Getting the heck out of my parents house???

I can't bear living in my parents house anymore. I know I'm probably being overdramatic and childish, but bear with me. (Oh, important context, I'm 18).

Being here is sending my mental health downhill and fast. Like, barely trusting myself to stay safe type bad. It isn't like my parents are actively abusive, but every single day I'm having flashbacks off stuff that they did when I was younger and it is draining the life out of me. I've got £2k in savings that I know I'm really fortunate to have, but I don't want to blow it all on staying in B&Bs only for it to eventually run out and have to go back. My parents and I live in the same house but we don't talk to each other at all. I'm having to neglect my health in many ways because I can't tell them anything. I basically come home, shut myself in my room and pretend not to exist until I can go out again to go to college. I'm not allowed out other than that. I don't exactly have any friends either. I'm at college now, but I'm not going to uni next year.

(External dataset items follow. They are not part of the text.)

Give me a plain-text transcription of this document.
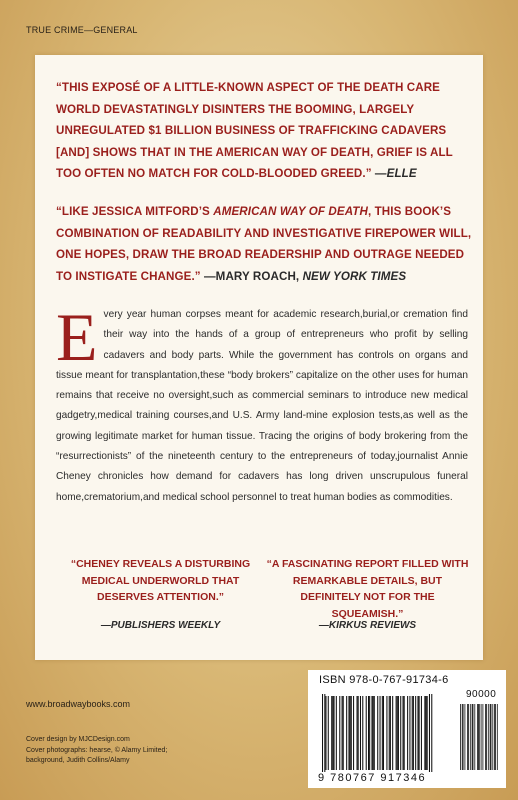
TRUE CRIME—GENERAL
“THIS EXPOSÉ OF A LITTLE-KNOWN ASPECT OF THE DEATH CARE WORLD DEVASTATINGLY DISINTERS THE BOOMING, LARGELY UNREGULATED $1 BILLION BUSINESS OF TRAFFICKING CADAVERS [AND] SHOWS THAT IN THE AMERICAN WAY OF DEATH, GRIEF IS ALL TOO OFTEN NO MATCH FOR COLD-BLOODED GREED.” —ELLE
“LIKE JESSICA MITFORD’S AMERICAN WAY OF DEATH, THIS BOOK’S COMBINATION OF READABILITY AND INVESTIGATIVE FIREPOWER WILL, ONE HOPES, DRAW THE BROAD READERSHIP AND OUTRAGE NEEDED TO INSTIGATE CHANGE.” —MARY ROACH, NEW YORK TIMES
Every year human corpses meant for academic research,burial,or cremation find their way into the hands of a group of entrepreneurs who profit by selling cadavers and body parts. While the government has controls on organs and tissue meant for transplantation,these “body brokers” capitalize on the other uses for human remains that receive no oversight,such as commercial seminars to introduce new medical gadgetry,medical training courses,and U.S. Army land-mine explosion tests,as well as the growing legitimate market for human tissue. Tracing the origins of body brokering from the “resurrectionists” of the nineteenth century to the entrepreneurs of today,journalist Annie Cheney chronicles how demand for cadavers has long driven unscrupulous funeral home,crematorium,and medical school personnel to treat human bodies as commodities.
“CHENEY REVEALS A DISTURBING MEDICAL UNDERWORLD THAT DESERVES ATTENTION.”
“A FASCINATING REPORT FILLED WITH REMARKABLE DETAILS, BUT DEFINITELY NOT FOR THE SQUEAMISH.”
—PUBLISHERS WEEKLY	—KIRKUS REVIEWS
www.broadwaybooks.com
Cover design by MJCDesign.com
Cover photographs: hearse, © Alamy Limited;
background, Judith Collins/Alamy
ISBN 978-0-767-91734-6
90000
9 780767 917346
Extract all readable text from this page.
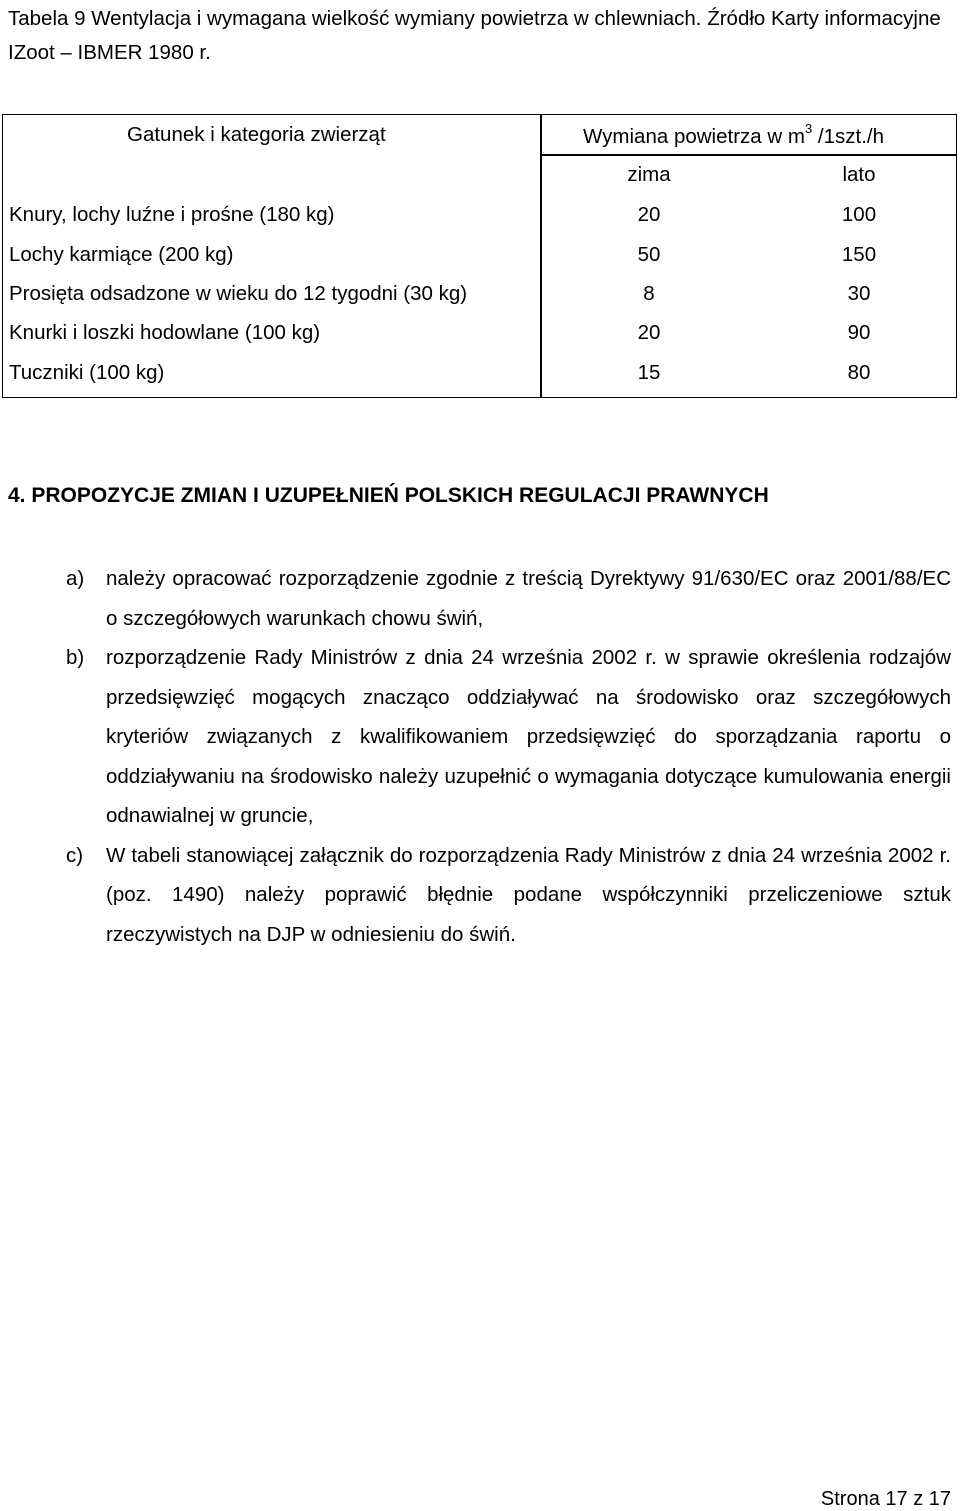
Tabela 9 Wentylacja i wymagana wielkość wymiany powietrza w chlewniach. Źródło Karty informacyjne IZoot – IBMER 1980 r.
Gatunek i kategoria zwierząt	Wymiana powietrza w $m^3$ /1szt./h
zima	lato
Knury, lochy luźne i prośne (180 kg)	20	100
Lochy karmiące (200 kg)	50	150
Prosięta odsadzone w wieku do 12 tygodni (30 kg)	8	30
Knurki i loszki hodowlane (100 kg)	20	90
Tuczniki (100 kg)	15	80
4. PROPOZYCJE ZMIAN I UZUPEŁNIEŃ POLSKICH REGULACJI PRAWNYCH
a) należy opracować rozporządzenie zgodnie z treścią Dyrektywy 91/630/EC oraz 2001/88/EC o szczegółowych warunkach chowu świń,
b) rozporządzenie Rady Ministrów z dnia 24 września 2002 r. w sprawie określenia rodzajów przedsięwzięć mogących znacząco oddziaływać na środowisko oraz szczegółowych kryteriów związanych z kwalifikowaniem przedsięwzięć do sporządzania raportu o oddziaływaniu na środowisko należy uzupełnić o wymagania dotyczące kumulowania energii odnawialnej w gruncie,
c) W tabeli stanowiącej załącznik do rozporządzenia Rady Ministrów z dnia 24 września 2002 r.(poz. 1490) należy poprawić błędnie podane współczynniki przeliczeniowe sztuk rzeczywistych na DJP w odniesieniu do świń.
Strona 17 z 17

Any advice? The fact I'm even posting this here proves how flipping desperate I am right now.
I'm 20 now, and at uni. I was in a similar position to you too at 18. Best advice is to honestly hang in there until you leave for uni. I know its easier said than done, but definitely do-able. Maintain a cordial relationship with your parents until then. Hopefully the space you'll then get when you're at uni will help mend the relationship between you and your parents (it definitely helped me) and save that £2K for when you're living at uni because you will DEFINITELY need it then. I wasn't allowed out when I was at college either, and as lonely as it made me feel at the time, the freedom at uni makes up for it. Please hang in there. Good luck
Why do you have to neglect your health?

Try and get to the end of your studies and then you canwork or go to uni ands be independent.
Reply 3
I really don't think I'm going to be going to uni. I'm probably not going to fail my A Levels, but it is too much for me to handle. That's always been the plan - just go to uni and get away from here. I'm applying, but it isn't looking likely. I don't even want to go to uni anymore.